Understanding molar concentration helps in visualizing how dense a solution is with respect to its solute, crucial for biological and chemical applications.

Bacterial Cell Volume

The volume of a bacterial cell is crucial for calculating concentrations within the cell. In our problem, the cell was shaped like a cylinder, which made the computation straightforward. Using the formula for the volume of a cylinder, \( V = \pi r^2 h \), we calculated the cell's volume based on the given diameter and height.

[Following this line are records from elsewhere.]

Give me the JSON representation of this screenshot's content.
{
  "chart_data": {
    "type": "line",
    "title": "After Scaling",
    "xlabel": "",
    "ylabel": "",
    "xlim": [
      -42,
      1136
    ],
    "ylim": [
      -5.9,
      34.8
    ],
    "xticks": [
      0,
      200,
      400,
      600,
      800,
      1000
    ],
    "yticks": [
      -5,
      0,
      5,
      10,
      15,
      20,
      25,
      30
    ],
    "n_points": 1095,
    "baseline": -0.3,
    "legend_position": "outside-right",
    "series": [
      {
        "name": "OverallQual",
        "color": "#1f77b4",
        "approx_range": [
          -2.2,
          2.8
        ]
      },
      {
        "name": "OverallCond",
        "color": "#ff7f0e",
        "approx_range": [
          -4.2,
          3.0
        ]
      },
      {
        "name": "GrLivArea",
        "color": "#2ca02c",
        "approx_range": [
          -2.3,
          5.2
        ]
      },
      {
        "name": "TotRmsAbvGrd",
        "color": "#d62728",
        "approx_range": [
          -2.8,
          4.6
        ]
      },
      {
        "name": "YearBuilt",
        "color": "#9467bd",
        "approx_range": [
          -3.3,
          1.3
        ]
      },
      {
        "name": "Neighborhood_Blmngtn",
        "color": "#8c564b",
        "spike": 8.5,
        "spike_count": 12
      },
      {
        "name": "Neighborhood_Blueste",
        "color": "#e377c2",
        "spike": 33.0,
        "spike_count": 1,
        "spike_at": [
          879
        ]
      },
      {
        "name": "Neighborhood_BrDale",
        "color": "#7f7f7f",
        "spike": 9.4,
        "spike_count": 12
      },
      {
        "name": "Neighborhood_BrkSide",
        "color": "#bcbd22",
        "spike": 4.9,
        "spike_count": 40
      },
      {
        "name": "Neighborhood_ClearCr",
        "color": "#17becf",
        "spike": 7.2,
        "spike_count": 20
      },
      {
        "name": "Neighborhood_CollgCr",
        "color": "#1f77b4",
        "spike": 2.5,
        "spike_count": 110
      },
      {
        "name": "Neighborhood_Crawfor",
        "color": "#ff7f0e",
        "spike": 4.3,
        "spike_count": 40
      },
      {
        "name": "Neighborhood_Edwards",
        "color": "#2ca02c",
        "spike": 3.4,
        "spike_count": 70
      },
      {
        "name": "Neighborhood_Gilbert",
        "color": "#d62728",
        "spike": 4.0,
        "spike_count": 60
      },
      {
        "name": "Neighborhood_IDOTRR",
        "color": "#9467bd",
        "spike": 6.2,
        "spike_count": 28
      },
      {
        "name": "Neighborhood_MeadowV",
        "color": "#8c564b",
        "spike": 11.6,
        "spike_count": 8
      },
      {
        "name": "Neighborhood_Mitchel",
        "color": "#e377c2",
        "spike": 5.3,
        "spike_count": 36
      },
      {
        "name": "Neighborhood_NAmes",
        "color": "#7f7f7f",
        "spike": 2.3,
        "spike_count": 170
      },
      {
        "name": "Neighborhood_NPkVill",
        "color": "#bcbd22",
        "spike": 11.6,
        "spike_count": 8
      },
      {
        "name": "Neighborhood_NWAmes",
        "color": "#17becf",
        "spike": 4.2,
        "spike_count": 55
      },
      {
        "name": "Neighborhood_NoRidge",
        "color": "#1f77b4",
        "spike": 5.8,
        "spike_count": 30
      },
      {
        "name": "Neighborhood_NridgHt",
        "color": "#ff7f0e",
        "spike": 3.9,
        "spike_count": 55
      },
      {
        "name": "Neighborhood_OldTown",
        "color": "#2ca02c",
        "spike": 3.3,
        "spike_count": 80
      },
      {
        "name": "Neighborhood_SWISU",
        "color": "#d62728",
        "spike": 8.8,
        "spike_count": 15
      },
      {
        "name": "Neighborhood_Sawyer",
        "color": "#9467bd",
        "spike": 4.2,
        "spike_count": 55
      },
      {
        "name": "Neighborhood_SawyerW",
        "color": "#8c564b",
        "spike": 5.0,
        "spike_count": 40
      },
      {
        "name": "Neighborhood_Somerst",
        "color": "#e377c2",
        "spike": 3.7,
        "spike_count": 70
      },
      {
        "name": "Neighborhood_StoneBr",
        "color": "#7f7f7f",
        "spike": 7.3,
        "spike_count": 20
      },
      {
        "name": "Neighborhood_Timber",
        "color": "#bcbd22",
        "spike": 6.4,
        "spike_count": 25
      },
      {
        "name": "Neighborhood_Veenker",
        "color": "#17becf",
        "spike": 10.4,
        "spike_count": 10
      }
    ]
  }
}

• The diameter of the cell is \( 1.0 \mu m \), which we converted to a radius of \( 0.5 \mu m \) for our calculation.
• The height given is \( 2.0 \mu m \), thus using the formula, the volume achieved was roughly \( 1.57 \mu m^3 \).
• To facilitate the following calculations, we converted this volume into liters resulting in \( 1.57 \times 10^{-12} \text{ L} \).

Understanding the volume allows us to accurately determine the space within which the proteins are dissolved, critical for calculating concentrations.

Enzyme Molecular Weight

Enzyme molecular weight is a key factor in determining how much of the enzyme is present in terms of moles. In many biological studies, enzymatic activities are associated with their molecular weights, often expressed in g/mol.

• In this particular exercise, a uniform molecular weight of 100,000 g/mol was assumed for each enzyme. This assumption simplified our calculations, allowing us to focus on deriving concentration rather than dealing with varying protein sizes.
• Given the total mass of soluble protein, this molecular weight was essential to calculate the total moles of protein within the cell.
• Understanding the molecular weight of enzymes aids in various applications, including drug formulation, enzyme assays, and metabolic engineering.

Enzyme molecular weights are generally experimentally determined, and this exercise highlights their importance in intracellular concentration calculations.

Soluble Protein Calculation

Soluble protein calculation involves finding out just how much protein is present within the cell. This is significant as enzymes, being largely proteins, dictate most biochemical reactions. Here's how we approached the calculation:

• First, we used the cell's volume and the specific gravity of the cytosol to determine the mass of the cytosol.
• Given that proteins make up 20% of this mass, we proceeded to find the exact mass of the soluble proteins.
• This mass allowed us to calculate the total moles of protein by integrating molecular weight, providing a basis for eventually finding the concentration of individual enzymes.

Calculating soluble protein is fundamental in cell biology, as it impacts the understanding of metabolic capacities and the cell's enzymatic potential.